Although the results of the correlation analysis showed a positive association between neutral expression and burnout, it could not be entered as an independent variable in the hierarchical multiple regression analysis since multicollinearity was observed for the neutral emotion. While Microsoft Azure is considered to be able to recognize emotions relatively more accurately than other face cognition systems [
16,
23], it is recognized that it also detects many neutral emotions [
16]. Since the maximum detection range for neutral emotions in this study was extremely high, multicollinearity was more likely to be observed when other emotions were included as independent variables. Thus, it is necessary to reexamine the relationship with burnout using other face cognition systems in the future.

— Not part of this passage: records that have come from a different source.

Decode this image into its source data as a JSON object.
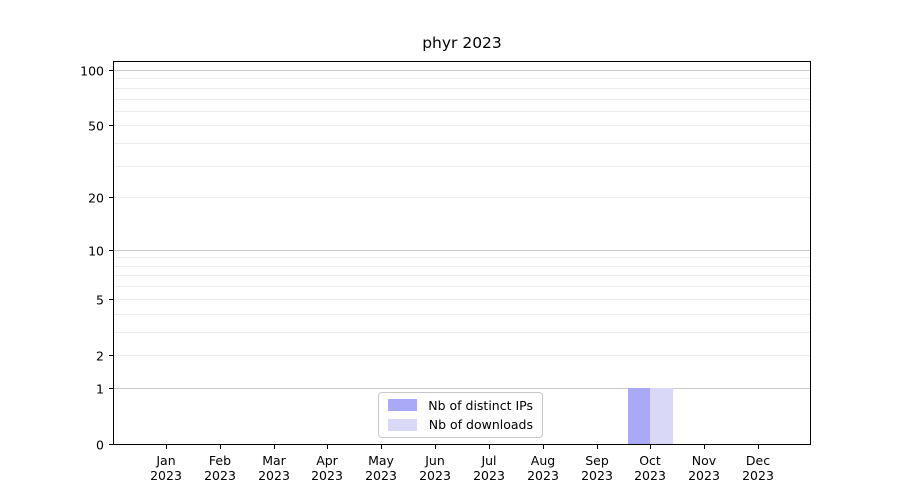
{
  "chart_data": {
    "type": "bar",
    "title": "phyr 2023",
    "categories": [
      "Jan",
      "Feb",
      "Mar",
      "Apr",
      "May",
      "Jun",
      "Jul",
      "Aug",
      "Sep",
      "Oct",
      "Nov",
      "Dec"
    ],
    "year_label": "2023",
    "series": [
      {
        "name": "Nb of distinct IPs",
        "color": "#a9a9f7",
        "values": [
          0,
          0,
          0,
          0,
          0,
          0,
          0,
          0,
          0,
          1,
          0,
          0
        ]
      },
      {
        "name": "Nb of downloads",
        "color": "#d9d9f7",
        "values": [
          0,
          0,
          0,
          0,
          0,
          0,
          0,
          0,
          0,
          1,
          0,
          0
        ]
      }
    ],
    "y_scale": "log1p",
    "y_ticks": [
      0,
      1,
      2,
      5,
      10,
      20,
      50,
      100
    ],
    "y_major_gridlines": [
      1,
      10,
      100
    ],
    "y_minor_gridlines": [
      2,
      3,
      4,
      5,
      6,
      7,
      8,
      9,
      20,
      30,
      40,
      50,
      60,
      70,
      80,
      90
    ],
    "y_max": 110,
    "xlabel": "",
    "ylabel": "",
    "grid": "on",
    "legend_position": "bottom-center-inside",
    "colors": {
      "grid_major": "#c9c9c9",
      "grid_minor": "#ececec",
      "axis": "#000000",
      "legend_border": "#c9c9c9",
      "background": "#ffffff"
    }
  }
}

Several limitations of this study should be noted. First, the survey was conducted on employees working for one Japanese IT products and services trading company, but 71.0% of the participants had roles other than IT engineers, such as planning, purchasing, and sales. Therefore, there is a possibility that these results can be applied to other organizations, although further study should be warranted. Second, the frequency at which facial images were taken varied between participants. In this study, since we did not force participants to take pictures, the number of shots that were taken could not be kept constant. Although the average score for each emotion for each participant over one month was used as an indicator, it will be necessary to conduct continuous filming to examine the relationship between changes in emotions and burnout, since the expression of emotions changes from day to day. Third, data are missing for those who did not participate in the study. Those who had burned out during or before participation were not included in this study, and this study may not have shown the real association between emotions and burnout.
Finally, we offer some practical implications from this study. Since burnout may occur within one month if the expression of happiness is low, supervisors should consider this as a state in which burnout risk is increasing in their subordinates. Active monitoring and early detection of signs of burnout, and expressing less happiness, may give more opportunities for supervisors to take care of their subordinates.